В России размышления на тему, что ) есть мы, что ) есть Россия, что делать и кто виноват — любимое занятие широких народных масс, которые, возможно не осознавая этого, занимаются самой что ни на есть философией. Многие из нас осознают необходимость осмыслить современное состояние России, выработать мировоззрение, которое способно объединить страну, чтобы преодолеть стоящие перед ней проблемы.
Но в стране есть организация, работающие в которой люди занимаются этими проблемами профессионально: Институт философии Российской академии наук. Мы встретились с его директором академиком РАН Андреем Смирновым, чтобы обсудить, как решаются эти вечные вопросы российской философии. А о том, что философское осмысление происходящего востребовано, говорит широкая дискуссия, возникшая вокруг статьи одного самодеятельного, можно сказать, философа, известного крупного чиновника, в которой он рассуждал о путях развития России.
— В этой статье использован такой образ: верховный правитель и некие живые нити, которые ведут к нему и по которым он чувствует биение пульса глубинного народа. Это органическая, даже биологическая метафора. Одновременно использован образ машины для характеристики того же объекта. Но машина — это механическая метафора. Органическая и механическая метафоры противоречат одна другой.
А если есть внутренняя противоречивость языка, это значит, что на самом деле осмысление не складывается, одни осколки: нечего предложить. Это просто конгломерат разных мыслей, которые еще не оформились во что-то подлинное, что можно было бы обсуждать как концепцию.
Но ведь действительно это проблема: почему европейские политические формы оказались у нас прикрытием для олигархии и для совершенно безумного и угрожающего социального расслоения. Это надо обсуждать, и обсуждать серьезно.

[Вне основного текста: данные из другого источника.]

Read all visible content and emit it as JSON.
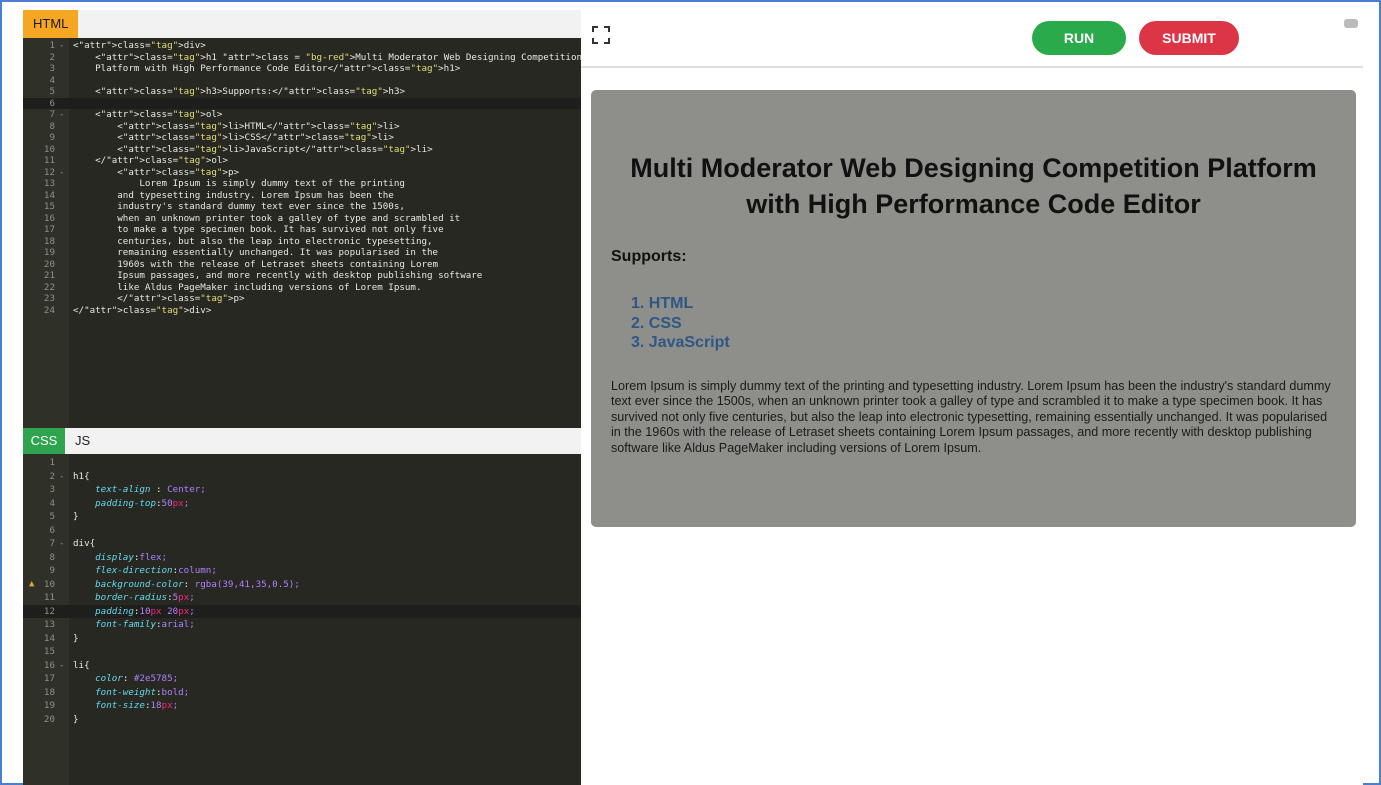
{
  "tabs": {
    "html": "HTML",
    "css": "CSS",
    "js": "JS"
  },
  "toolbar": {
    "run_label": "RUN",
    "submit_label": "SUBMIT"
  },
  "preview": {
    "heading": "Multi Moderator Web Designing Competition Platform with High Performance Code Editor",
    "supports_label": "Supports:",
    "list_items": [
      "1. HTML",
      "2. CSS",
      "3. JavaScript"
    ],
    "paragraph": "Lorem Ipsum is simply dummy text of the printing and typesetting industry. Lorem Ipsum has been the industry's standard dummy text ever since the 1500s, when an unknown printer took a galley of type and scrambled it to make a type specimen book. It has survived not only five centuries, but also the leap into electronic typesetting, remaining essentially unchanged. It was popularised in the 1960s with the release of Letraset sheets containing Lorem Ipsum passages, and more recently with desktop publishing software like Aldus PageMaker including versions of Lorem Ipsum."
  },
  "colors": {
    "run": "#2aaa4a",
    "submit": "#dc3545",
    "html_tab": "#f5a623",
    "css_tab": "#2ea44f",
    "editor_bg": "#272822",
    "preview_bg": "#8e8e8a",
    "list_color": "#2e5785"
  },
  "html_code": [
    {
      "n": "1",
      "fold": "-",
      "code": "<div>"
    },
    {
      "n": "2",
      "fold": "",
      "code": "    <h1 class = \"bg-red\">Multi Moderator Web Designing Competition"
    },
    {
      "n": "3",
      "fold": "",
      "code": "    Platform with High Performance Code Editor</h1>"
    },
    {
      "n": "4",
      "fold": "",
      "code": ""
    },
    {
      "n": "5",
      "fold": "",
      "code": "    <h3>Supports:</h3>"
    },
    {
      "n": "6",
      "fold": "",
      "code": ""
    },
    {
      "n": "7",
      "fold": "-",
      "code": "    <ol>"
    },
    {
      "n": "8",
      "fold": "",
      "code": "        <li>HTML</li>"
    },
    {
      "n": "9",
      "fold": "",
      "code": "        <li>CSS</li>"
    },
    {
      "n": "10",
      "fold": "",
      "code": "        <li>JavaScript</li>"
    },
    {
      "n": "11",
      "fold": "",
      "code": "    </ol>"
    },
    {
      "n": "12",
      "fold": "-",
      "code": "        <p>"
    },
    {
      "n": "13",
      "fold": "",
      "code": "            Lorem Ipsum is simply dummy text of the printing"
    },
    {
      "n": "14",
      "fold": "",
      "code": "        and typesetting industry. Lorem Ipsum has been the"
    },
    {
      "n": "15",
      "fold": "",
      "code": "        industry's standard dummy text ever since the 1500s,"
    },
    {
      "n": "16",
      "fold": "",
      "code": "        when an unknown printer took a galley of type and scrambled it"
    },
    {
      "n": "17",
      "fold": "",
      "code": "        to make a type specimen book. It has survived not only five"
    },
    {
      "n": "18",
      "fold": "",
      "code": "        centuries, but also the leap into electronic typesetting,"
    },
    {
      "n": "19",
      "fold": "",
      "code": "        remaining essentially unchanged. It was popularised in the"
    },
    {
      "n": "20",
      "fold": "",
      "code": "        1960s with the release of Letraset sheets containing Lorem"
    },
    {
      "n": "21",
      "fold": "",
      "code": "        Ipsum passages, and more recently with desktop publishing software"
    },
    {
      "n": "22",
      "fold": "",
      "code": "        like Aldus PageMaker including versions of Lorem Ipsum."
    },
    {
      "n": "23",
      "fold": "",
      "code": "        </p>"
    },
    {
      "n": "24",
      "fold": "",
      "code": "</div>"
    }
  ],
  "css_code": [
    {
      "n": "1",
      "fold": "",
      "code": ""
    },
    {
      "n": "2",
      "fold": "-",
      "code": "h1{"
    },
    {
      "n": "3",
      "fold": "",
      "code": "    text-align : Center;"
    },
    {
      "n": "4",
      "fold": "",
      "code": "    padding-top:50px;"
    },
    {
      "n": "5",
      "fold": "",
      "code": "}"
    },
    {
      "n": "6",
      "fold": "",
      "code": ""
    },
    {
      "n": "7",
      "fold": "-",
      "code": "div{"
    },
    {
      "n": "8",
      "fold": "",
      "code": "    display:flex;"
    },
    {
      "n": "9",
      "fold": "",
      "code": "    flex-direction:column;"
    },
    {
      "n": "10",
      "fold": "",
      "code": "    background-color: rgba(39,41,35,0.5);"
    },
    {
      "n": "11",
      "fold": "",
      "code": "    border-radius:5px;"
    },
    {
      "n": "12",
      "fold": "",
      "code": "    padding:10px 20px;"
    },
    {
      "n": "13",
      "fold": "",
      "code": "    font-family:arial;"
    },
    {
      "n": "14",
      "fold": "",
      "code": "}"
    },
    {
      "n": "15",
      "fold": "",
      "code": ""
    },
    {
      "n": "16",
      "fold": "-",
      "code": "li{"
    },
    {
      "n": "17",
      "fold": "",
      "code": "    color: #2e5785;"
    },
    {
      "n": "18",
      "fold": "",
      "code": "    font-weight:bold;"
    },
    {
      "n": "19",
      "fold": "",
      "code": "    font-size:18px;"
    },
    {
      "n": "20",
      "fold": "",
      "code": "}"
    }
  ]
}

Показательна даже не сама статья, а масштаб откликов на нее. Значит, поднятые в ней проблемы действительно насущны, будоражат умы. А значит, на них должен быть дан философский ответ. В девяностые годы мы решили, что у нас уже есть готовый ответ. Ведь мало кто протестовал против «либерального», «европейского» выбора России, против «вхождения в мировую цивилизацию». Помните, как нас пугали тем, что мы окажемся «на обочине истории»? Надо, мол, поскорее назад, в общую колею. Тогда не услышали тех, кто призывал подумать, а не поддаваться заклинаниям о неизбежности готового «выбора». А сейчас эти вопросы возвращаются. Но на это ушло почти тридцать лет. Это же огромный срок. Не знаю, сколько еще лет понадобится, чтобы на них ответить. Может, еще тридцать?

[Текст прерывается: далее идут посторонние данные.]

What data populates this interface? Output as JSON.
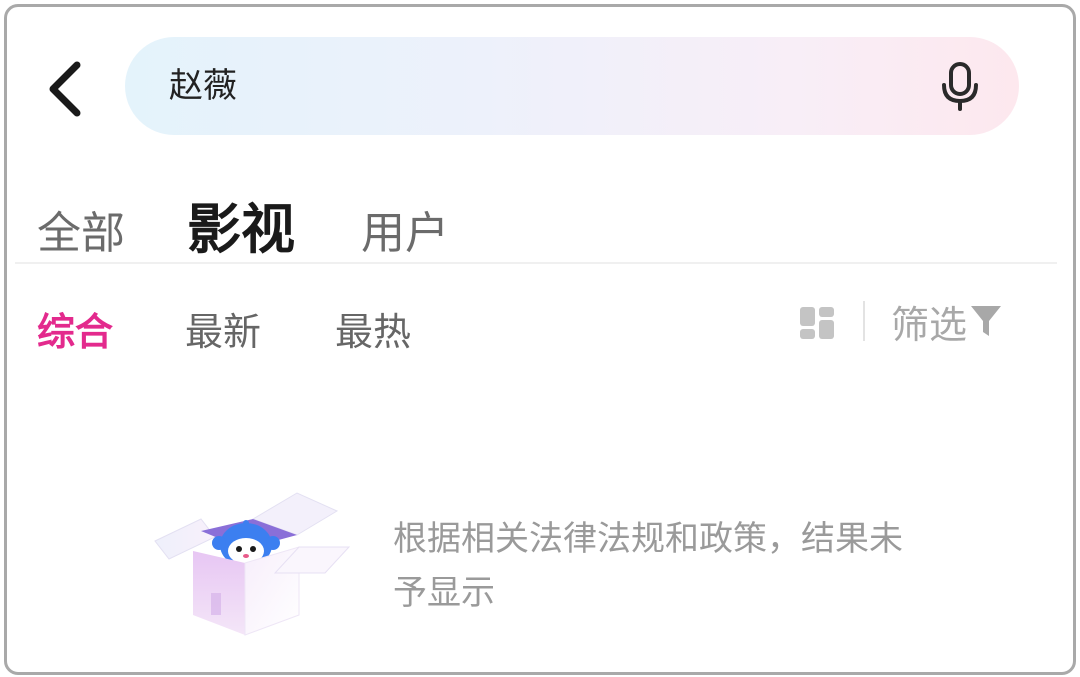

— Действительно, прошло тридцать лет. Я все ждал, что появятся люди, которые осмыслят происходящее с разных точек зрения. Но этого не произошло.
— Такие были и есть. Скажем, Панарин, Ахиезер, Цимбурский, Толстых, Межуев и многие, многие другие, если говорить только о нашем институте. У нас много лет работал замечательный клуб «Свободное слово», в котором выступали со своими размышлениями видные писатели, политики, общественные деятели тех лет. Но тех, кто не готов был рукоплескать однозначному выбору того времени, просто не слышали. Почему? Потому что они не были на гребне волны. Может быть, если бы сегодня они говорили, их бы лучше услышали. Слышат философа или нет, зависит не только от философа, это зависит прежде всего от слушающего.

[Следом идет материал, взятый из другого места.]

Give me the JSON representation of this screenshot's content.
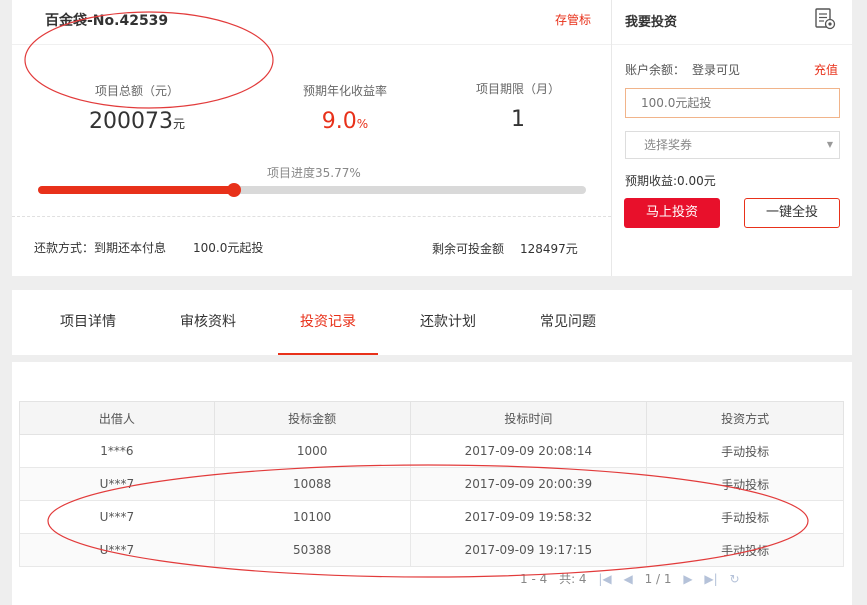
{
  "project": {
    "title": "百金袋-No.42539",
    "custody_label": "存管标",
    "stats": [
      {
        "label": "项目总额（元）",
        "value": "200073",
        "unit": "元"
      },
      {
        "label": "预期年化收益率",
        "value": "9.0",
        "unit": "%"
      },
      {
        "label": "项目期限（月）",
        "value": "1",
        "unit": ""
      }
    ],
    "progress_label": "项目进度35.77%",
    "progress_fraction": 0.3577,
    "repay_method": "还款方式：到期还本付息",
    "min_bid": "100.0元起投",
    "remain_label": "剩余可投金额",
    "remain_value": "128497元"
  },
  "invest": {
    "title": "我要投资",
    "balance_label": "账户余额：",
    "balance_value": "登录可见",
    "recharge": "充值",
    "amount_placeholder": "100.0元起投",
    "coupon_placeholder": "选择奖券",
    "expected": "预期收益:0.00元",
    "invest_button": "马上投资",
    "invest_all_button": "一键全投"
  },
  "tabs": [
    {
      "label": "项目详情"
    },
    {
      "label": "审核资料"
    },
    {
      "label": "投资记录"
    },
    {
      "label": "还款计划"
    },
    {
      "label": "常见问题"
    }
  ],
  "records": {
    "headers": [
      "出借人",
      "投标金额",
      "投标时间",
      "投资方式"
    ],
    "rows": [
      [
        "1***6",
        "1000",
        "2017-09-09 20:08:14",
        "手动投标"
      ],
      [
        "U***7",
        "10088",
        "2017-09-09 20:00:39",
        "手动投标"
      ],
      [
        "U***7",
        "10100",
        "2017-09-09 19:58:32",
        "手动投标"
      ],
      [
        "U***7",
        "50388",
        "2017-09-09 19:17:15",
        "手动投标"
      ]
    ]
  },
  "pager": {
    "range": "1 - 4",
    "total": "共: 4",
    "page": "1 / 1"
  },
  "colors": {
    "accent": "#e8311a",
    "button_red": "#e8102b"
  }
}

Сейчас у нас такое многоголосие, что мы не слышим друг друга. Главное же, что отсутствует базовый консенсус по поводу основного вопроса: кто мы, что мы, зачем мы? А когда нет такого согласия, то нет и пророков. Они и не появятся, пока мы сами, внутри самих себя, не почувствовали, кто мы. Мы не сможем опознать пророчество как пророчество, даже если оно будет провозглашено среди нас.
Все это означает, что наше общество растрепано, не собрано. Функция философии, конечно, не собрать общество — она не может этого сделать. Но ее функция — так влиять на общественное сознание, чтобы инициировать собирательный процесс, способствовать ему. Предложить те модели, то осмысление, которое может стать основой общественного согласия по поводу стержневого вопроса, о котором я сказал: кто мы и зачем мы в истории и на карте мира.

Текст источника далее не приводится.